52. A method of using the three-dimensional structure of a SH3 domain comprising an SH3 domain having a three-dimensional ligand-binding site comprising a negatively charged amino acid residue and a hydrophobic amino acid residue linearly separated by at least five amino acid residues in a molecular screening assay to identify derivatives, homologs, analogs or mimetics of 2-aminopyridine, 2-aminoquinoline and 1- aminoisoquinoline capable of interacting with a SH3 domain of a said protein, said method comprising subjecting the three-dimensional structure of a SH3 domain of a said protein or a derivative, homolog, analog or mimetic of 2-aminopyridine, 2-aminoquinoline and 1- aminoisoquinoline to in silico molecular modelling means to determine gap space regions including a functional moiety or moieties present on said derivative, homolog, analog or mimetic of 2-aminopyridine, 2-aminoquinolineand 1-aminoisoquinoline that do not demonstrate optimum close contacts between the derivative, homolog, analog or mimetic of 2-aminopyridine, 2-aminoquinoline and 1-aminoisoquinoline and the amino acids of the interaction surface region or pocket present on said SH3 domain of said protein and subjecting said derivative, homolog, analog or mimetic of 2-aminopyridine, 2- aminoquinoline and 1-aminoisoquinoline to in silico manipulation means to optimize close contacts between the derivative, homolog, analog or mimetic of 2-aminopyridine, 2- aminoquinoline and 1-aminoisoquinoline and the selected amino acids of the interaction surface, region or pocket of SH3 domain of said protein, thereby identifying a derivative, homolog, analog or mimetic of 2-aminopyridine, 2-aminoquinoline and 1- aminoisoquinoline with the same or altered capacity to interact with the surface, region or pocket of the SH3 domain of said protein.

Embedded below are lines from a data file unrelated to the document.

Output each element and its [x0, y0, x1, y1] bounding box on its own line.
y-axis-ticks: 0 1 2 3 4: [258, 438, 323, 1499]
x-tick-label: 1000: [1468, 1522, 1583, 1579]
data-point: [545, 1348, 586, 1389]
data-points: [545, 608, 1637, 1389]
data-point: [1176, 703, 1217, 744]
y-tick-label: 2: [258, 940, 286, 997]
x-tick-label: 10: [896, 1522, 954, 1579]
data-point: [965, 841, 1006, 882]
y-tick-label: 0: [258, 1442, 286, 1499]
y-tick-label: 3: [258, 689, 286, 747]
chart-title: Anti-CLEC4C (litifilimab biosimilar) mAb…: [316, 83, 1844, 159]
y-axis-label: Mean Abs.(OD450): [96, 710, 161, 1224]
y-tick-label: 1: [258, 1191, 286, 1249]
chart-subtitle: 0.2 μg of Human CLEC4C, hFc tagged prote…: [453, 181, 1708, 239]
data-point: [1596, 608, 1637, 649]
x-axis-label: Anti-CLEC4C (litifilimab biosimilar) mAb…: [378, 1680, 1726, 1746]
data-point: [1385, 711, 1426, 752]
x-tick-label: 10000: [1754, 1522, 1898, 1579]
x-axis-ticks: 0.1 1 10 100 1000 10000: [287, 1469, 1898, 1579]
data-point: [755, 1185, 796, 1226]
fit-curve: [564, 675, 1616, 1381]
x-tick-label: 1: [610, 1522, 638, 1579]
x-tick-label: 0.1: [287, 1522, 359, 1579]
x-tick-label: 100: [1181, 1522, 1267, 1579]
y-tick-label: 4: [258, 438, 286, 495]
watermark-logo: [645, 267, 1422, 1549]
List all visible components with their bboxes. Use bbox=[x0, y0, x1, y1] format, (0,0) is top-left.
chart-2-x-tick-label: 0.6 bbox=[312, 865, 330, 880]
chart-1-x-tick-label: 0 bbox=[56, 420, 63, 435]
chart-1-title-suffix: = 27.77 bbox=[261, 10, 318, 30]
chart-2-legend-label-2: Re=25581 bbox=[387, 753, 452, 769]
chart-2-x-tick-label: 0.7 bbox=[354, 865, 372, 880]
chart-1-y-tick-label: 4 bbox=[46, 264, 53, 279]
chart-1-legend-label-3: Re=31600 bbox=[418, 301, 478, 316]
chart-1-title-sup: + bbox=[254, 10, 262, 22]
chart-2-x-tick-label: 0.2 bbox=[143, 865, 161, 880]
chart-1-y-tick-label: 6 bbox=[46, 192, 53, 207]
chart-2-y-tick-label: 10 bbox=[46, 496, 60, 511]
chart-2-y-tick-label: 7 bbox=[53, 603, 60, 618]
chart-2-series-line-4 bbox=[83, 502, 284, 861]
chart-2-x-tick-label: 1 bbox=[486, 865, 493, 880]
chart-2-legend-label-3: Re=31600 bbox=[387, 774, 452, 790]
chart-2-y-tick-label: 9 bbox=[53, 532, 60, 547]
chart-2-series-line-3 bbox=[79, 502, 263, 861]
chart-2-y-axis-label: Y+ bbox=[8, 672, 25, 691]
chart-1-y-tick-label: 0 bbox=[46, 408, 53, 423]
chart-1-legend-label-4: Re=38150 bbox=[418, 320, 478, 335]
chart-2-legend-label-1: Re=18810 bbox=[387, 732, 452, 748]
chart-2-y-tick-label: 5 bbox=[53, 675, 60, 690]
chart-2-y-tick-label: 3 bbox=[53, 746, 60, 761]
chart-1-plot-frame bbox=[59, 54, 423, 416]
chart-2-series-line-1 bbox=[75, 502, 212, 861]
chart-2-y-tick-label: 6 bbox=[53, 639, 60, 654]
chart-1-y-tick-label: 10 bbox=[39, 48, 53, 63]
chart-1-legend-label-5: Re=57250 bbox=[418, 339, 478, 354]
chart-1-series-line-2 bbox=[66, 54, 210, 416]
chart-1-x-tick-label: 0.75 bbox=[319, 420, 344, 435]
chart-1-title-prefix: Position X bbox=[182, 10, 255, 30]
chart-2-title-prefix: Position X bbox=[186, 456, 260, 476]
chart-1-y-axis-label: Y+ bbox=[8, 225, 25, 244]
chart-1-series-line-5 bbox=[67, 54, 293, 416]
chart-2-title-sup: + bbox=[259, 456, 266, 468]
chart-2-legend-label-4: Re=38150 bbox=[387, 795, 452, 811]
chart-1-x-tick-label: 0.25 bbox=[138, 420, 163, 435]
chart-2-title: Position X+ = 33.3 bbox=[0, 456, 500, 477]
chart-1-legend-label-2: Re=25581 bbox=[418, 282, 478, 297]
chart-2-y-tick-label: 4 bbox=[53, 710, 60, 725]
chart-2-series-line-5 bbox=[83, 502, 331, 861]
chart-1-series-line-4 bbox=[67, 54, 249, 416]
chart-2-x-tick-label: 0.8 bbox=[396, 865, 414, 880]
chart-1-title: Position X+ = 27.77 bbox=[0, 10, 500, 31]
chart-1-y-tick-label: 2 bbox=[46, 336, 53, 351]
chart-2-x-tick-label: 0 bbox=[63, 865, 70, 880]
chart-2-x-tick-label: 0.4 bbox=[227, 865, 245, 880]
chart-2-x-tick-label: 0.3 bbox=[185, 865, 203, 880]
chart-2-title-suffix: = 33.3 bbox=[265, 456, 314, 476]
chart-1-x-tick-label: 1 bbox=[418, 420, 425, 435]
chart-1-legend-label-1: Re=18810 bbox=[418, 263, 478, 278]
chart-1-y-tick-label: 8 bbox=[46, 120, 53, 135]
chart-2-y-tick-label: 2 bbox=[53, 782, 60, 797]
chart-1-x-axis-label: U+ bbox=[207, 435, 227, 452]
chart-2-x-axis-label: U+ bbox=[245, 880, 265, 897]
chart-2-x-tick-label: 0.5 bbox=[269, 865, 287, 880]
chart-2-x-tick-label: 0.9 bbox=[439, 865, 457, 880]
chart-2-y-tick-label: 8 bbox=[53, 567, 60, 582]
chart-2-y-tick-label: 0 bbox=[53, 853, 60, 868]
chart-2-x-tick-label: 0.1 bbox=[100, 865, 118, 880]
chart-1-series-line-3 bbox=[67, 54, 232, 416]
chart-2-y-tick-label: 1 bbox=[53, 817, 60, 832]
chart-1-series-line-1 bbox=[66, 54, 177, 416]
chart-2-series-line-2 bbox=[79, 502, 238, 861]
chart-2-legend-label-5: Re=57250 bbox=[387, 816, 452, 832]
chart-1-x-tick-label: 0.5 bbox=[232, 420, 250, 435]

53. A method of using the three dimensional structure of a SH3 domain comprising a protein comprising an SH3 domain having a three-dimensional ligand-binding site comprising a negatively charged amino acid residue and a hydrophobic amino acid residue linearly separated by at least five amino acid residues in a molecular screening assay to identify derivatives, homologs, analogs or mimetics of 2-aminopyridine, 2-aminoquinoline and 1-aminoisoquinoline capable of interacting with a SH3 domain of said protein, said method comprising subjecting the three dimensional structure of a SH3 domain of said protein or a derivative, homolog, analog or mimetic of 2-aminopyridine, 2-aminoquinoline and 1-aminoisoquinoline to in silico molecular modelling means to determine gap space regions including a functional moiety or moieties present on said derivative, homolog, analog or mimetic of 2-aminopyridine, 2-aminoquinoline and 1-aminoisoquinoline that do not demonstrate optimum close contacts between the derivative, homolog, analog or mimetic of 2-aminopyridine, 2-aminoquinoline and 1-aminoisoquinoline and the tryptophan and optionally glutamate or aspartic acid amino acid residues of the interaction surface region or pocket present on said SH3 domain of said protein, and subjecting said derivative, homolog, analog or mimetic of 2-aminopyridine, 2-aminoquinoline and 1- aminoisoquinoline to in silico manipulation means to optimize close contacts between the derivative, homolog, analog or mimetic of 2-aminopyridine, 2-aminoquinoline and 1- aminoisoquinoline and the selected tryptophan and optionally glutamate or aspartic acid amino acid residues of the interaction surface, region or pocket of SH3 domain of said protein, thereby identifying a derivative, homolog, analog or mimetic of 2-aminopyridine, 2-aminoquinoline and 1-aminoisoquinoline with the same or altered capacity to interact with the surface, region or pocket of the SH3 domain of said protein.